Now DePuy wants Kinkeade to grant new, separate trials. Barring that outcome, the company also filed 7 motions for judgment as a matter of law seeking to overturn the verdict.
“Following a trial that was rife with inflammatory and inadmissible evidence concerning matters that were wholly irrelevant to the core liability issues in the 6 plaintiffs’ cases, the jury found for each plaintiff and returned an astronomical verdict of $1.04 billion dollars. Both the damages and liability components of this verdict were the product of unfairly prejudicial evidence that should have been excluded from trial under even the most permissive interpretations of the Federal Rules of Evidence. As set forth below, if the court does not grant defendants’ [judgment as a matter of law] motions, it should strike the damages as excessive and order new trials on all issues for several reasons,” the company argued, according to the documents.
Citing “the severe prejudice and confusion that resulted from the consolidation of 6 disparate product-liability cases,” DePuy argued that lumping the cases together only confused the jury.

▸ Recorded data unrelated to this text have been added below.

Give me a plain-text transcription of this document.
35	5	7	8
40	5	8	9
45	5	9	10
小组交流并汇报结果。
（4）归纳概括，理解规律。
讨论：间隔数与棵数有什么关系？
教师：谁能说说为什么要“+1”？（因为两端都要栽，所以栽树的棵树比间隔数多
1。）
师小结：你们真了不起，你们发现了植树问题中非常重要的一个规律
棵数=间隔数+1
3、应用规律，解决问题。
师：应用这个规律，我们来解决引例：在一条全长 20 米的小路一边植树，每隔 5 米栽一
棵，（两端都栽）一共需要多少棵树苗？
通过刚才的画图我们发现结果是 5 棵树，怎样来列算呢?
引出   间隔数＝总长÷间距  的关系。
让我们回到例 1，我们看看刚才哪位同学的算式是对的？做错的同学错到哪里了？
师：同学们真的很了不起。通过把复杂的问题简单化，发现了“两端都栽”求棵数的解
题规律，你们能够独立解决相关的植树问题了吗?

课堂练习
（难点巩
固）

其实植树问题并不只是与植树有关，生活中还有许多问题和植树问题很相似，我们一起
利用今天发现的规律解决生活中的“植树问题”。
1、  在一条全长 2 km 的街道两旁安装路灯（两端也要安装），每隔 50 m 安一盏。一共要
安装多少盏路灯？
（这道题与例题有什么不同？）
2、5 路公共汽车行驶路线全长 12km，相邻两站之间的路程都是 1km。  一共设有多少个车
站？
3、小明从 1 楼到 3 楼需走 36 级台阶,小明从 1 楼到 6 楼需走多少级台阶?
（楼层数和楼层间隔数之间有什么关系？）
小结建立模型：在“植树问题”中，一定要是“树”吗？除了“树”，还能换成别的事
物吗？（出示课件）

“Defendants repeatedly objected prior to trial that burdening the jury with the task of differentiating the individualized and complex issues arising from the claims of 6 different plaintiffs would result in significant juror confusion and severely prejudice defendants. That is precisely how these cases played out,” the company argued.
DePuy also claimed that it’s entitled to new trials “because plaintiffs injected an enormous amount of unfairly prejudicial evidence into this trial – all of which should have been excluded under any fair reading of the Federal Rules of Evidence and which led the jury to decide the case based on emotion and prejudice rather than reason.”
New trials are also in order because the compensatory and punitive damages awards are “undeniably excessive,” DePuy argued.
“While the court reduced the punitive damages award from the jury’s initial verdict of $1.009 billion to $510,509,667 for the 6 primary plaintiffs, the reduced amount – which is 18 times higher than the inflated award of compensatory damages – still falls far outside the ‘single-digit ratio’ representing the ‘outermost limit of the due process guarantee [emphasis theirs],'” the company wrote.
The lawsuits are the 3rd clutch of bellwether cases to go to trial of the nearly 9,000 in a multi-district litigation overseen by Kinkeade. DePuy won the 1st bellwether trial in the MDL, in October 2014. In July Kinkeade slashed the $500 million judgment in the 2nd bellwether proceeding to roughly $151 million.